A key issue – which those pushing for nuclear subs blithely waft away – is that nuclear submarines will certainly weaken nuclear non-proliferation norms. Nuclear material in submarines cannot be monitored by the International Atomic Energy Agency. Australia might have no intention of diverting the submarines’ weapons grade uranium to nuclear bombs. But some neighbours are nervous. And the precedent would allow others (Iran, South Korea) to seek nuclear submarines via a loophole blasted open by Australian advocates who have become, I suggest, “intoxicated on grand strategy”.

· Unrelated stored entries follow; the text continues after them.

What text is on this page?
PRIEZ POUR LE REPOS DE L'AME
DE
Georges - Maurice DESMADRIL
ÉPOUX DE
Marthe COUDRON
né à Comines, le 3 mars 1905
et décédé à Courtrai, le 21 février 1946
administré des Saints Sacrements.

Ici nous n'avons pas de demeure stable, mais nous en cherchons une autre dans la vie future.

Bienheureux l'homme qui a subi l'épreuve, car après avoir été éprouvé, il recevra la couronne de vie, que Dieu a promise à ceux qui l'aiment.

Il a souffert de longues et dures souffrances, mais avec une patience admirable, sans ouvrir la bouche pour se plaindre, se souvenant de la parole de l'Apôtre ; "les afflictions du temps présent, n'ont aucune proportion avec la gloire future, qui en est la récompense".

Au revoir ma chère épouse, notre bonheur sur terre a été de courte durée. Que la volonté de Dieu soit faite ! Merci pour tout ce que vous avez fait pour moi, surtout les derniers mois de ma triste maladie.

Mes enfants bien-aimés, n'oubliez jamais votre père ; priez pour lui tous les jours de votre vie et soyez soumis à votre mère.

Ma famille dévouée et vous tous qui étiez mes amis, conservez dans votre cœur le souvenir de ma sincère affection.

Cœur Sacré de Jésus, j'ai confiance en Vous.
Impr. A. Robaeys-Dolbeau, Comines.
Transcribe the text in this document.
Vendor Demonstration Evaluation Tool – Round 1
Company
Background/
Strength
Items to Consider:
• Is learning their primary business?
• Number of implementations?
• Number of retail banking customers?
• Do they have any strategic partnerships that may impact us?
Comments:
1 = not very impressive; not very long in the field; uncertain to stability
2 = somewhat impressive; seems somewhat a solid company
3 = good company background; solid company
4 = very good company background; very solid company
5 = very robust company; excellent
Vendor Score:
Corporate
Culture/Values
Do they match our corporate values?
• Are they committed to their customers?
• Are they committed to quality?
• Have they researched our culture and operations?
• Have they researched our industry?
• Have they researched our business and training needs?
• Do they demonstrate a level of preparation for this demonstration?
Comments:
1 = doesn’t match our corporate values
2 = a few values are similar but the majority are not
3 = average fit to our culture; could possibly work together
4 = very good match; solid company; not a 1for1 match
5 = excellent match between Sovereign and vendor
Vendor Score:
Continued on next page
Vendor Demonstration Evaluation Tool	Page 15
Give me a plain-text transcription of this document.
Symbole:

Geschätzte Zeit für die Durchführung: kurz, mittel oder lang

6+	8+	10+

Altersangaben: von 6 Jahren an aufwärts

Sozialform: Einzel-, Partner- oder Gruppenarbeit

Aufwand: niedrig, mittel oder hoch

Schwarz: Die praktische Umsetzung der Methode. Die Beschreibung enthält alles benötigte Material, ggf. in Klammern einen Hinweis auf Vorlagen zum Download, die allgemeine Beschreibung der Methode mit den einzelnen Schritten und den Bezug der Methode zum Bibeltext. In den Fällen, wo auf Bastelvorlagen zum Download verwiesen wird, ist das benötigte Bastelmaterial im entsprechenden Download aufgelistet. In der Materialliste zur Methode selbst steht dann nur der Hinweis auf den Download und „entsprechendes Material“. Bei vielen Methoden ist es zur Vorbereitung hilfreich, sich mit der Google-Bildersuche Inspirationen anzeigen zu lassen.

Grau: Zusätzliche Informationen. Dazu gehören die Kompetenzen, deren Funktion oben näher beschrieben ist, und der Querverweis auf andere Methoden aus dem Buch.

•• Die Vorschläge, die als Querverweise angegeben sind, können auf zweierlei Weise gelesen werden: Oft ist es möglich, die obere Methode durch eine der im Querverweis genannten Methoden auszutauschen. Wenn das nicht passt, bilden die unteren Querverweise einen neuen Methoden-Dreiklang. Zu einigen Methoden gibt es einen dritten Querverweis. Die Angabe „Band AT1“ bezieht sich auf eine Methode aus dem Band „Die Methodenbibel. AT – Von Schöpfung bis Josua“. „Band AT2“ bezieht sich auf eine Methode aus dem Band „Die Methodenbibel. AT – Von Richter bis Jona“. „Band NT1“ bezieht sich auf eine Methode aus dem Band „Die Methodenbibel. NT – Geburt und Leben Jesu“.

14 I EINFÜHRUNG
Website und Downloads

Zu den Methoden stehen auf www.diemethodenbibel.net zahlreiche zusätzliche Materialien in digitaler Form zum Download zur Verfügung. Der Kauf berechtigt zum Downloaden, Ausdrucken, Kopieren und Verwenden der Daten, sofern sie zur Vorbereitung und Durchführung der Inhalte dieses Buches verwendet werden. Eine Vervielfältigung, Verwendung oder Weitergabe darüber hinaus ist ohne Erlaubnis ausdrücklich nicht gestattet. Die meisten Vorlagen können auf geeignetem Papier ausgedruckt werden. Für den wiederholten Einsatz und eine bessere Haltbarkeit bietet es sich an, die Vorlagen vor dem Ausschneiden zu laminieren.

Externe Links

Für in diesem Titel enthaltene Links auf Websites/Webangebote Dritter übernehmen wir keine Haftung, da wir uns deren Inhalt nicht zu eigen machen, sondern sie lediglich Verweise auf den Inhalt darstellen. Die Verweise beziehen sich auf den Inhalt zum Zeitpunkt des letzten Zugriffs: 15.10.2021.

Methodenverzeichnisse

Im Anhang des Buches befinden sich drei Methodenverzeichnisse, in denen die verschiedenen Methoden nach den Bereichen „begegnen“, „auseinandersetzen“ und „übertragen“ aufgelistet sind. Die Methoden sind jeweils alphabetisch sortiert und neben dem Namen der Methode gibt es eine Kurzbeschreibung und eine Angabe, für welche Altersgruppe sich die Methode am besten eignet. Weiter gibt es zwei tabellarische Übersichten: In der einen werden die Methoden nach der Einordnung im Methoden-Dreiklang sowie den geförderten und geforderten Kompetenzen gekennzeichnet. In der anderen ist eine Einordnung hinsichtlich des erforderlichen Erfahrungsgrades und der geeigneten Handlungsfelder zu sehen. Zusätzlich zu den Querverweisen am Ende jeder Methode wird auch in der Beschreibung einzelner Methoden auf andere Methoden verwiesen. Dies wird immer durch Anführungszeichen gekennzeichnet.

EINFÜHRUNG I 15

The international nuclear non-proliferation regime is at its most fragile point in its 52-year history. Not only are most non-nuclear weapon states disappointed by the lack of disarmament and the ongoing modernisation of nuclear weapons, but they also harbour a strong view that the regime is highly discriminatory. The sense with AUKUS is that, yet again, the big (Western) boys call all the shots, and they are willing to bend the rules for another (Western) “mate”, Australia.
Malaysia has expressed its ongoing concern about AUKUS even following a visit with reassurances by Labor’s Foreign Minister. Indonesia has lodged its disquiet with the United Nations this week. Leaders in the South Pacific feel betrayed by the return of the nuclear spectre to a region that has suffered the lasting damage of atomic testing. Australia should be shoring up the non-proliferation regime, not setting risky precedents and angering non-nuclear weapon states already resentful of the attitudes, double-standards, and actions of the nuclear weapon states and their allies.
The submarine deal was entered into without full appreciation of the repercussions that will certainly ensue. It is disingenuous to push ahead stubbornly with a plan negotiated in secret and inherited from the previous government as a fait accompli, and regardless of the proliferation and political concerns of other countries. These questions should be debated, thoroughly and seriously, to determine Australia’s optimal defence requirements. The risky choice to acquire nuclear-powered submarines should not be assumed already to have been made.